Members asked questions and Ansaf Azhar and Jo Cogswell, Director of Transformation, Oxfordshire Clinical Commissioning Group, responded as follows:

 

·         It was not possible to invoke the Government’s Plan B locally.  The recent increase in case rates had not impacted greatly on hospital admissions.  There was pressure on A&E services which could be alleviated by encouraging people to make greater use of the 111 service.

·         Extra government funding for the winter will be used to increase the number of face-to-face appointments available and improve telephone answering rates.  This can be done through increased shifts by part-time staff or possibly purchasing remote consultations.  Also, it was expected that some general practices will reduce their commitment to the vaccine programme for the next age groups.

·         Members can assure the public that the boosters were effective.  Case rates were rising in all age groups except over 60s who have had the booster.

·         Vaccination rates among the BAME (Black, Asian and Minority Ethnic) communities was better in Oxfordshire than the South East Region average but there was still work to be done to improve them.

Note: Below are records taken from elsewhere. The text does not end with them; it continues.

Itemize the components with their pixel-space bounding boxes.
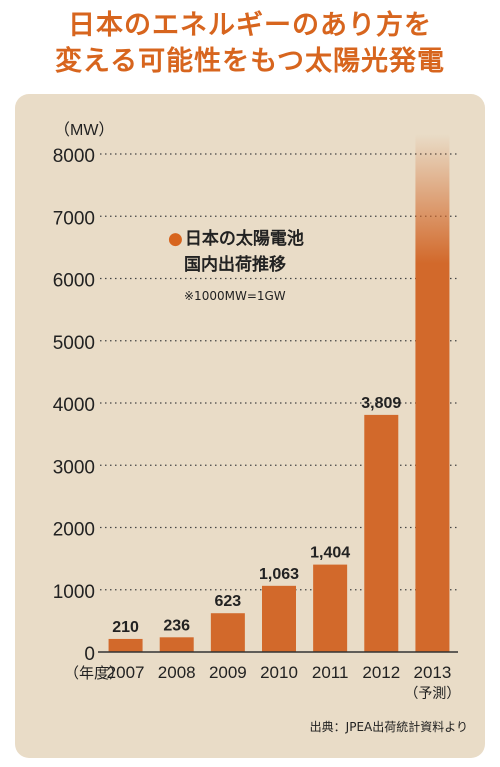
x-tick-sublabel: （予測） [404,686,460,702]
y-tick-label: 7000 [53,208,95,229]
title-line-1: 日本のエネルギーのあり方を [68,10,432,41]
x-tick-label: 2009 [209,663,247,682]
x-tick-label: 2011 [312,663,349,682]
legend-title-line-2: 国内出荷推移 [184,255,286,275]
y-tick-label: 6000 [53,271,95,292]
x-axis-label: （年度） [64,664,124,682]
bar-forecast [415,134,450,652]
x-tick-label: 2010 [260,663,298,682]
legend-note: ※1000MW=1GW [184,289,286,303]
bar-value-label: 1,063 [259,566,299,583]
chart-legend: ● 日本の太陽電池 国内出荷推移 ※1000MW=1GW [168,226,304,306]
bar-value-label: 1,404 [310,545,350,562]
legend-marker: ● [168,229,183,249]
y-tick-label: 0 [84,644,95,665]
chart-title: 日本のエネルギーのあり方を 変える可能性をもつ太陽光発電 [0,8,500,80]
source-note: 出典：JPEA出荷統計資料より [309,720,468,734]
x-tick-label: 2013 [414,663,452,682]
x-tick-label: 2012 [362,663,400,682]
bar [364,414,399,652]
y-tick-label: 5000 [53,333,95,354]
chart-panel [15,94,485,758]
bar [159,637,194,652]
y-tick-label: 4000 [53,395,95,416]
y-tick-label: 8000 [53,146,95,167]
x-tick-label: 2007 [107,663,145,682]
y-tick-label: 3000 [53,457,95,478]
bar [210,613,245,652]
bar-value-label: 3,809 [361,395,401,412]
y-tick-label: 2000 [53,520,95,541]
legend-title-line-1: ● 日本の太陽電池 [168,226,304,252]
y-tick-label: 1000 [53,582,95,603]
bar-value-label: 210 [112,619,139,636]
title-line-2: 変える可能性をもつ太陽光発電 [54,46,446,77]
bar-value-label: 236 [163,617,190,634]
legend-label: 日本の太陽電池 [184,229,304,249]
bar [108,638,143,652]
bar-value-label: 623 [215,593,242,610]
bar [313,564,348,652]
x-tick-label: 2008 [158,663,196,682]
bar [262,585,296,652]
y-axis-unit: （MW） [54,121,114,139]
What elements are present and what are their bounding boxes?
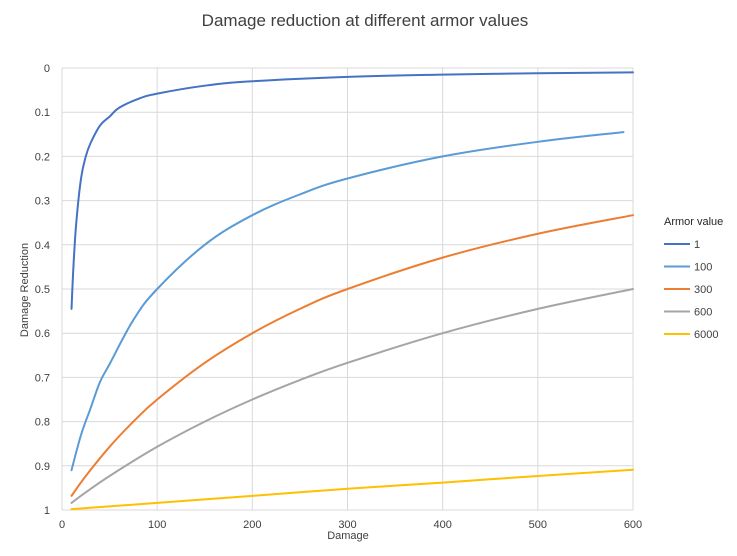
- y-axis-ticks: 0 0.1 0.2 0.3 0.4 0.5 0.6 0.7 0.8 0.9 1: [35, 63, 50, 517]
- y-tick-label: 0.4: [35, 240, 50, 252]
- series-line-1: [70, 71, 634, 310]
- y-axis-label: Damage Reduction: [19, 243, 31, 337]
- legend-item: 6000: [664, 329, 718, 341]
- x-tick-label: 400: [433, 519, 451, 531]
- legend-label: 100: [694, 262, 712, 274]
- x-axis-ticks: 0 100 200 300 400 500 600: [59, 519, 642, 531]
- series-line-600: [70, 288, 634, 504]
- x-tick-label: 0: [59, 519, 65, 531]
- x-axis-label: Damage: [327, 530, 369, 542]
- legend-item: 1: [664, 239, 700, 251]
- series-line-300: [70, 214, 634, 497]
- y-tick-label: 0.5: [35, 284, 50, 296]
- y-tick-label: 0.1: [35, 107, 50, 119]
- y-tick-label: 0: [44, 63, 50, 75]
- x-tick-label: 600: [624, 519, 642, 531]
- y-tick-label: 0.7: [35, 372, 50, 384]
- y-tick-label: 0.2: [35, 151, 50, 163]
- y-tick-label: 0.9: [35, 461, 50, 473]
- x-tick-label: 500: [529, 519, 547, 531]
- x-tick-label: 200: [243, 519, 261, 531]
- legend-item: 100: [664, 262, 712, 274]
- y-tick-label: 0.6: [35, 328, 50, 340]
- y-tick-label: 1: [44, 505, 50, 517]
- legend-title: Armor value: [664, 216, 723, 228]
- series-lines: [70, 71, 634, 511]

·         Research was continuing to assess if the vaccine should be made available to under 10s.  A second dose will be made available to 16-17 year olds 12 weeks after their first.

·         OCCG was working with providers to ensure that as many staff as possible get vaccinated in time to meet the Government deadlines and to assess what impact there might be if staff are lost as a result of refusal to be vaccinated.

·         Many healthcare staff were in younger age groups and so will not be eligible for boosters yet.

·         It was known that immunity from infection wears off faster than from the vaccine which is why those who have had Covid are still encouraged to get the vaccine.

 

Councillor Jabu Nala-Hartley stated that some of those reluctant to get the vaccine were not in ‘hard-to-reach’ groups.  They were distrustful of the system and needed to be reassured about the booster in particular.  Ansaf Azhar responded that the likelihood was that repeated boosters may prove to be required - similar to the annual flu vaccine.

 

RESOLVED: that the Committee

a)    works with health partners in relation to hard-to-reach groups to develop frequently asked questions, supported by the Council’s communications team.

 

b)   will develop at their virtual work planning meeting a template for reporting to HOSC to focus on Covid recovery and include data on vaccination uptake, testing, impact on hospital admissions, ambulance services, care homes, workforce and recovery funding.

 

Actions

·         Jo Cogswell to report to the next meeting on the allocation of Winter Access Funds.

·         Ansaf Azhar to provide the data on communities with relatively low uptake of vaccine.

·         Jo Cogswell to provide figures on the vaccine uptake among care staff.

·         Chair to invite NHS England Improvement to a future meeting as they commission the vaccination programme.